Past the garden and orchard, across the pasture, I can see just the top corner of the Lohr farmhouse. A chimney, a tin roof, the upper quarter of a second-story window. If I was in a a certain sort of mood, I might think of hauntings where movie families take up residence in long-empty farm houses.
But today, I’m quieter, less amped up and not needing to release that voltage through safe fear. Today, I’m thinking of thunderstorms and summer nights and the children who looked out that window for all the years of their young days.
**
A days’ old calf just trotted up by our orchard fence, grazing his equally-green side while his herd mate barrels her way beneath a cedar branch to get at the sweet honeysuckle vines.

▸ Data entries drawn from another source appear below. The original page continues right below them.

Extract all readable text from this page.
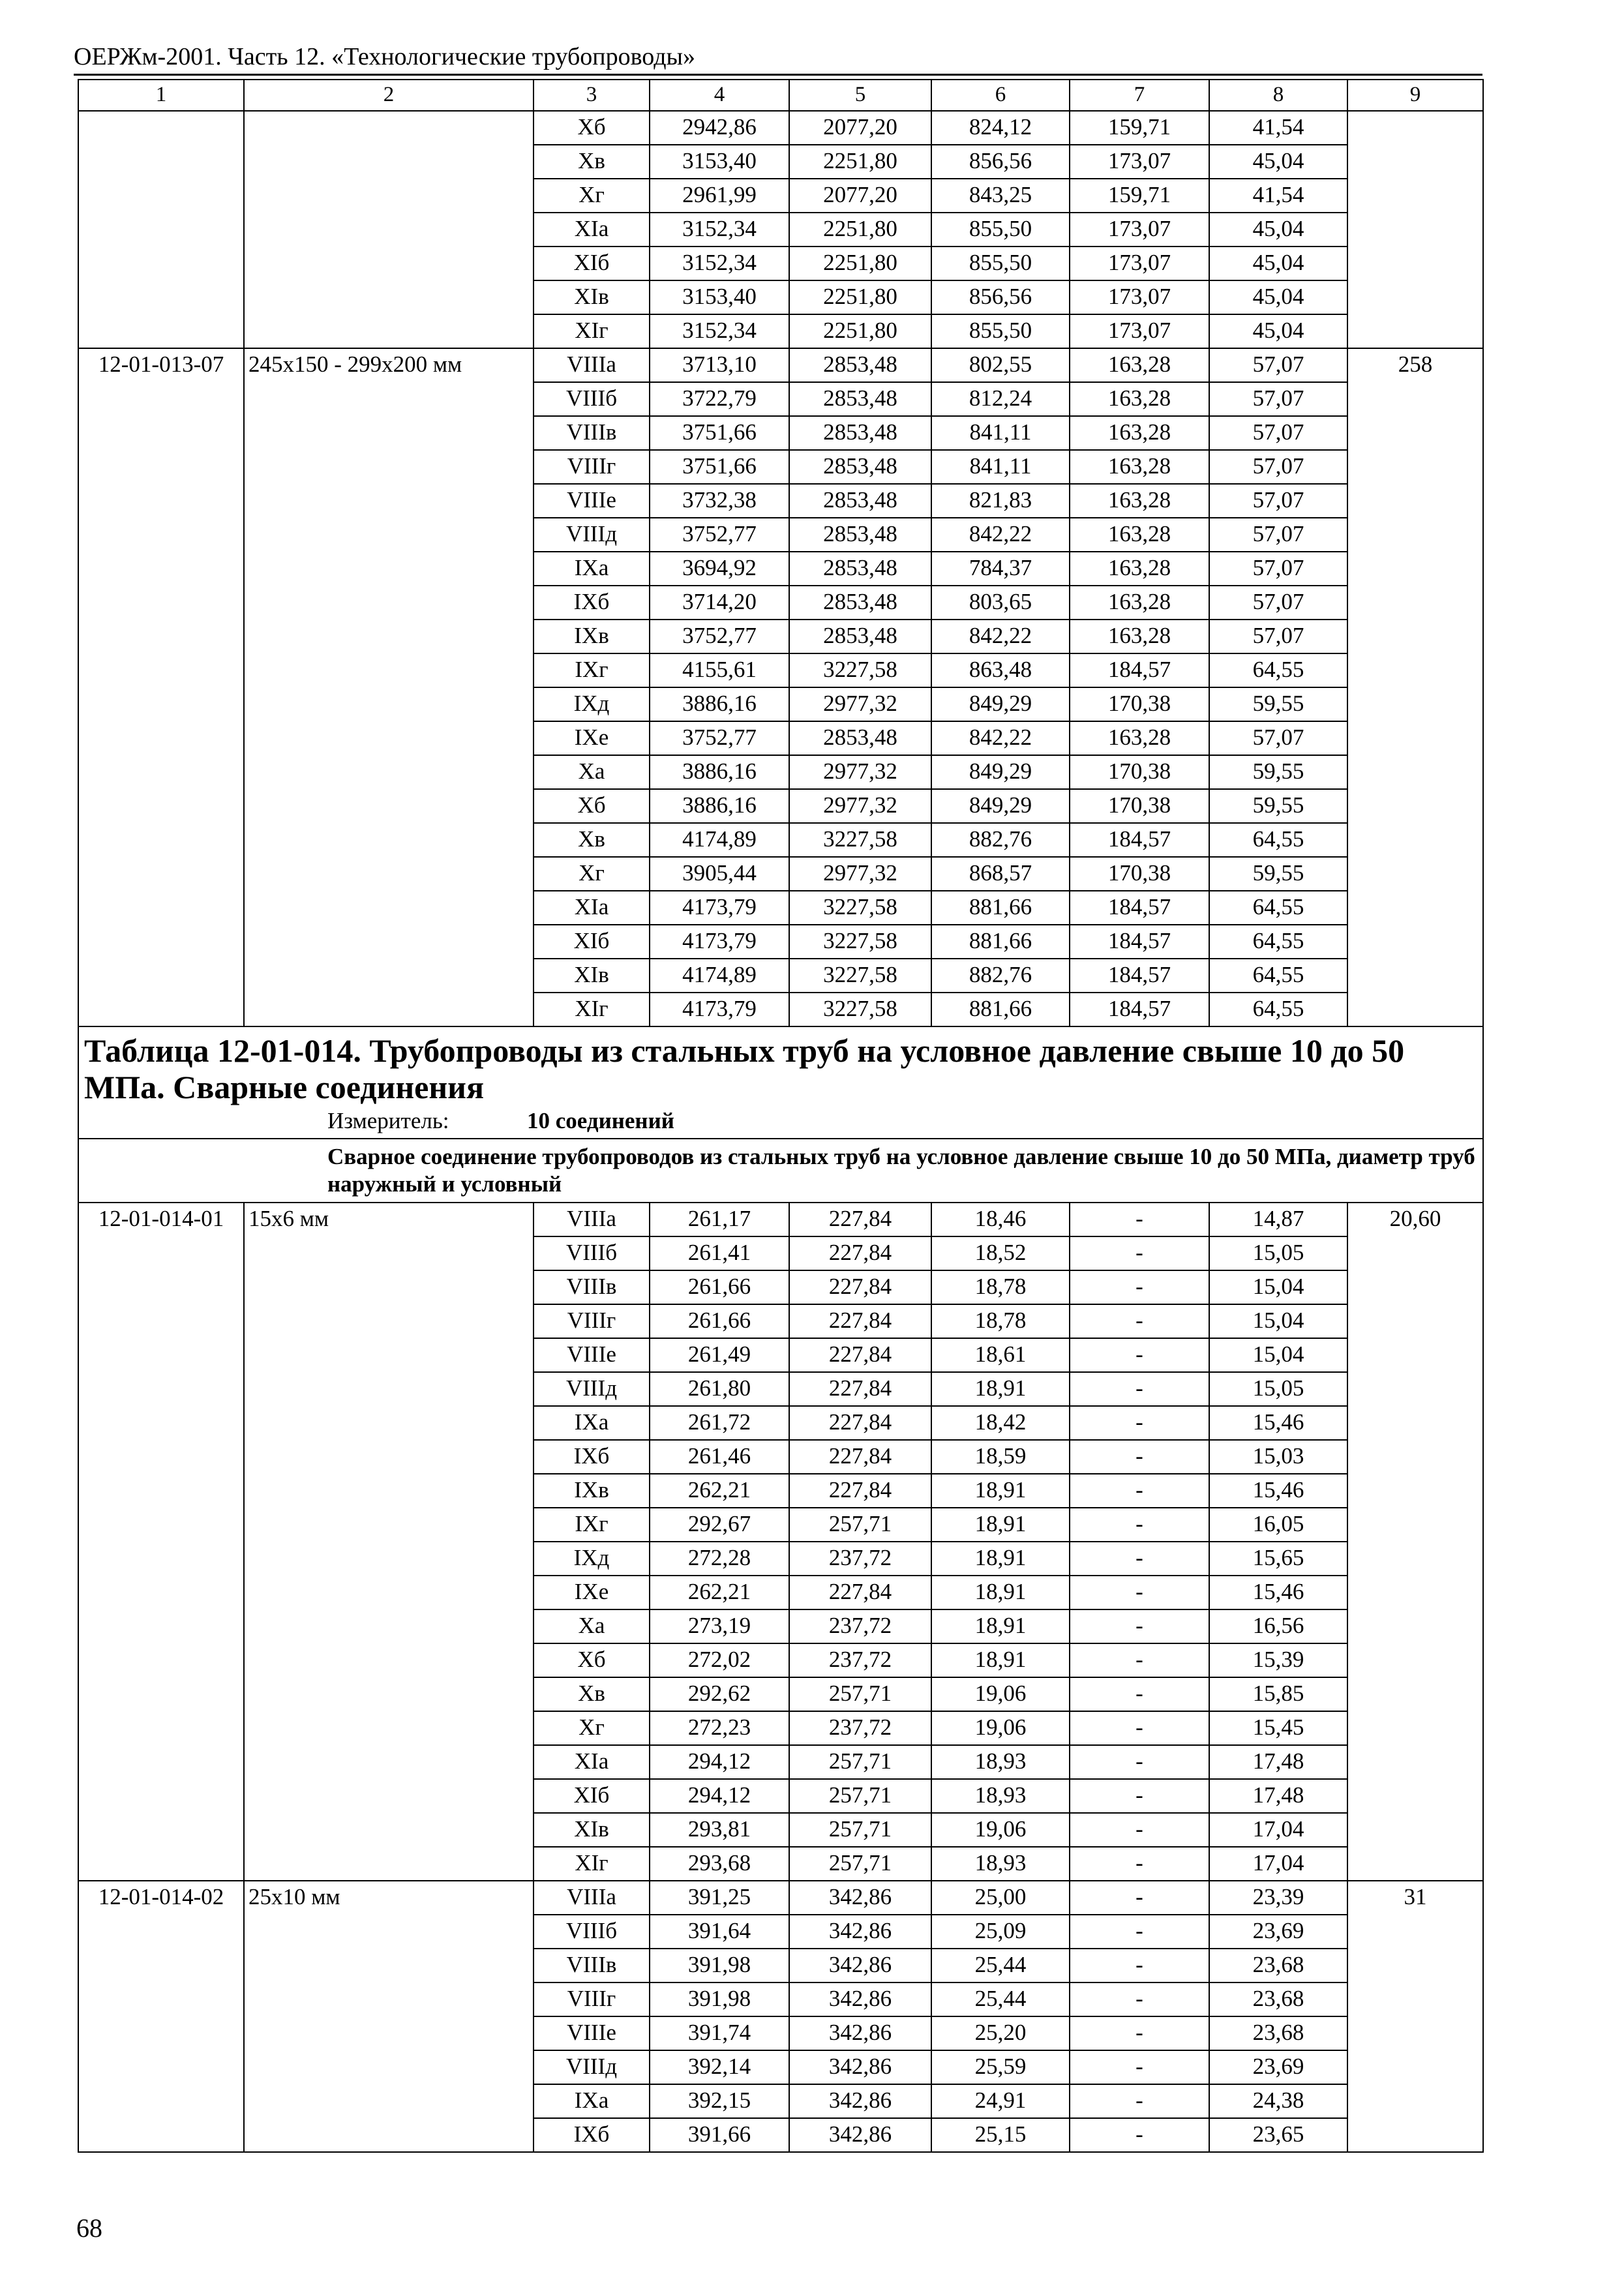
ОЕРЖм-2001. Часть 12. «Технологические трубопроводы»
1	2	3	4	5	6	7	8	9
		Xб	2942,86	2077,20	824,12	159,71	41,54	
		Xв	3153,40	2251,80	856,56	173,07	45,04	
		Xг	2961,99	2077,20	843,25	159,71	41,54	
		XIa	3152,34	2251,80	855,50	173,07	45,04	
		XIб	3152,34	2251,80	855,50	173,07	45,04	
		XIв	3153,40	2251,80	856,56	173,07	45,04	
		XIг	3152,34	2251,80	855,50	173,07	45,04	
12-01-013-07	245x150 - 299x200 мм	VIIIa	3713,10	2853,48	802,55	163,28	57,07	258
		VIIIб	3722,79	2853,48	812,24	163,28	57,07	
		VIIIв	3751,66	2853,48	841,11	163,28	57,07	
		VIIIг	3751,66	2853,48	841,11	163,28	57,07	
		VIIIe	3732,38	2853,48	821,83	163,28	57,07	
		VIIIд	3752,77	2853,48	842,22	163,28	57,07	
		IXa	3694,92	2853,48	784,37	163,28	57,07	
		IXб	3714,20	2853,48	803,65	163,28	57,07	
		IXв	3752,77	2853,48	842,22	163,28	57,07	
		IXг	4155,61	3227,58	863,48	184,57	64,55	
		IXд	3886,16	2977,32	849,29	170,38	59,55	
		IXe	3752,77	2853,48	842,22	163,28	57,07	
		Xa	3886,16	2977,32	849,29	170,38	59,55	
		Xб	3886,16	2977,32	849,29	170,38	59,55	
		Xв	4174,89	3227,58	882,76	184,57	64,55	
		Xг	3905,44	2977,32	868,57	170,38	59,55	
		XIa	4173,79	3227,58	881,66	184,57	64,55	
		XIб	4173,79	3227,58	881,66	184,57	64,55	
		XIв	4174,89	3227,58	882,76	184,57	64,55	
		XIг	4173,79	3227,58	881,66	184,57	64,55	
Таблица 12-01-014. Трубопроводы из стальных труб на условное давление свыше 10 до 50 МПа. Сварные соединения								
Измеритель: 10 соединений								

Сварное соединение трубопроводов из стальных труб на условное давление свыше 10 до 50 МПа, диаметр труб наружный и условный								

12-01-014-01	15x6 мм	VIIIa	261,17	227,84	18,46	-	14,87	20,60
		VIIIб	261,41	227,84	18,52	-	15,05	
		VIIIв	261,66	227,84	18,78	-	15,04	
		VIIIг	261,66	227,84	18,78	-	15,04	
		VIIIe	261,49	227,84	18,61	-	15,04	
		VIIIд	261,80	227,84	18,91	-	15,05	
		IXa	261,72	227,84	18,42	-	15,46	
		IXб	261,46	227,84	18,59	-	15,03	
		IXв	262,21	227,84	18,91	-	15,46	
		IXг	292,67	257,71	18,91	-	16,05	
		IXд	272,28	237,72	18,91	-	15,65	
		IXe	262,21	227,84	18,91	-	15,46	
		Xa	273,19	237,72	18,91	-	16,56	
		Xб	272,02	237,72	18,91	-	15,39	
		Xв	292,62	257,71	19,06	-	15,85	
		Xг	272,23	237,72	19,06	-	15,45	
		XIa	294,12	257,71	18,93	-	17,48	
		XIб	294,12	257,71	18,93	-	17,48	
		XIв	293,81	257,71	19,06	-	17,04	
		XIг	293,68	257,71	18,93	-	17,04	
12-01-014-02	25x10 мм	VIIIa	391,25	342,86	25,00	-	23,39	31
		VIIIб	391,64	342,86	25,09	-	23,69	
		VIIIв	391,98	342,86	25,44	-	23,68	
		VIIIг	391,98	342,86	25,44	-	23,68	
		VIIIe	391,74	342,86	25,20	-	23,68	
		VIIIд	392,14	342,86	25,59	-	23,69	
		IXa	392,15	342,86	24,91	-	24,38	
		IXб	391,66	342,86	25,15	-	23,65	
68
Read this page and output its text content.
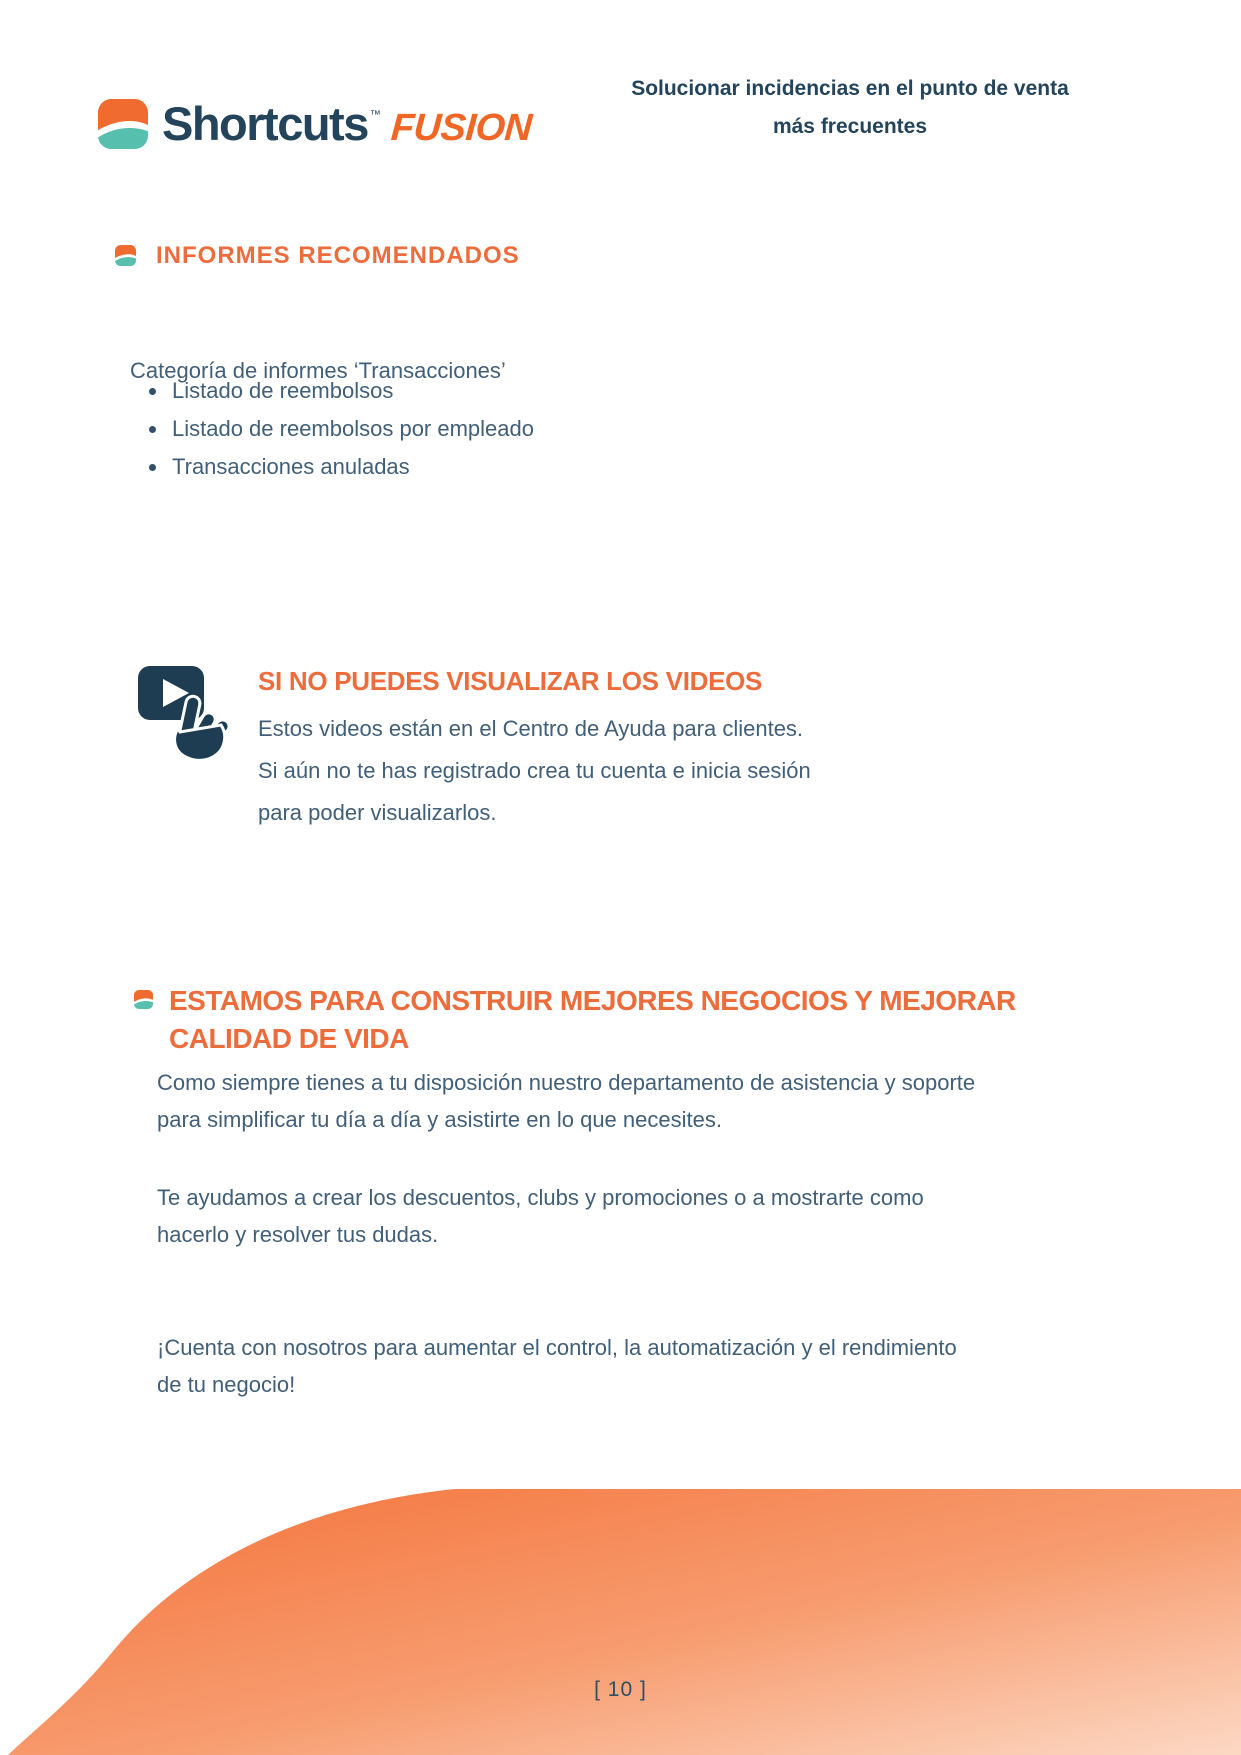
Shortcuts ™ FUSION
Solucionar incidencias en el punto de venta
más frecuentes
INFORMES RECOMENDADOS

Categoría de informes ‘Transacciones’

Listado de reembolsos
Listado de reembolsos por empleado
Transacciones anuladas
SI NO PUEDES VISUALIZAR LOS VIDEOS
Estos videos están en el Centro de Ayuda para clientes.
Si aún no te has registrado crea tu cuenta e inicia sesión
para poder visualizarlos.
ESTAMOS PARA CONSTRUIR MEJORES NEGOCIOS Y MEJORAR
CALIDAD DE VIDA
Como siempre tienes a tu disposición nuestro departamento de asistencia y soporte
para simplificar tu día a día y asistirte en lo que necesites.
Te ayudamos a crear los descuentos, clubs y promociones o a mostrarte como
hacerlo y resolver tus dudas.
¡Cuenta con nosotros para aumentar el control, la automatización y el rendimiento
de tu negocio!
[ 10 ]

A bit further into my foreground, a purple martin dives and gathers from the garden. He is grabbing soil, insects, uprooted weeds? to carry to his lady in our martin house in the pasture.
Our dogs have just returned from a jaunt in the hayfield. They are slicked with last night’s rain and now scent the air with their sour perfume. I love it.
I glance back over to that farmhouse window, imagine a young boy with a flashlight signaling to Ms. Tucker, the old woman who lived alone in this house for her whole life. I wonder if he needed a playmate on a stormy night, if he was a bit withdrawn, as our neighbor Glen, who grew up in that house is still. Ms. Tucker takes her flashlight and signals back – three long shines, another long with a flicker and then a final dash of light. “OK.”
Neither of them will speak of this tomorrow as they walk down opposite sides of the country road to the two-room school that edges on their land.
**
I am busy with goodness these days. Too busy in fact. The joy of having the life I dream of lost sometimes in “too much to do.” But today, in this dog and honeysuckle-scented morning, I am breathing in, watching, letting my ear canals open to the sounds of the country – bird song and the husk of cows tugging up grass. I’m marveling in the broad leaves of the squash now just visible from my office chair.
I’m letting the stories of this land soak in, letting them shape me, flashlights of time reaching me above the busy. I’m watching the tales unfold.
May I offer a suggestion for you today? Take 15 minutes and sit somewhere that you can see birds or animals or green, living things. Put your phone away. Lay your pen aside. Push the swirl of lists to the back of your mind. See. Hear. Watch. Maybe a squirrel will bring you a story.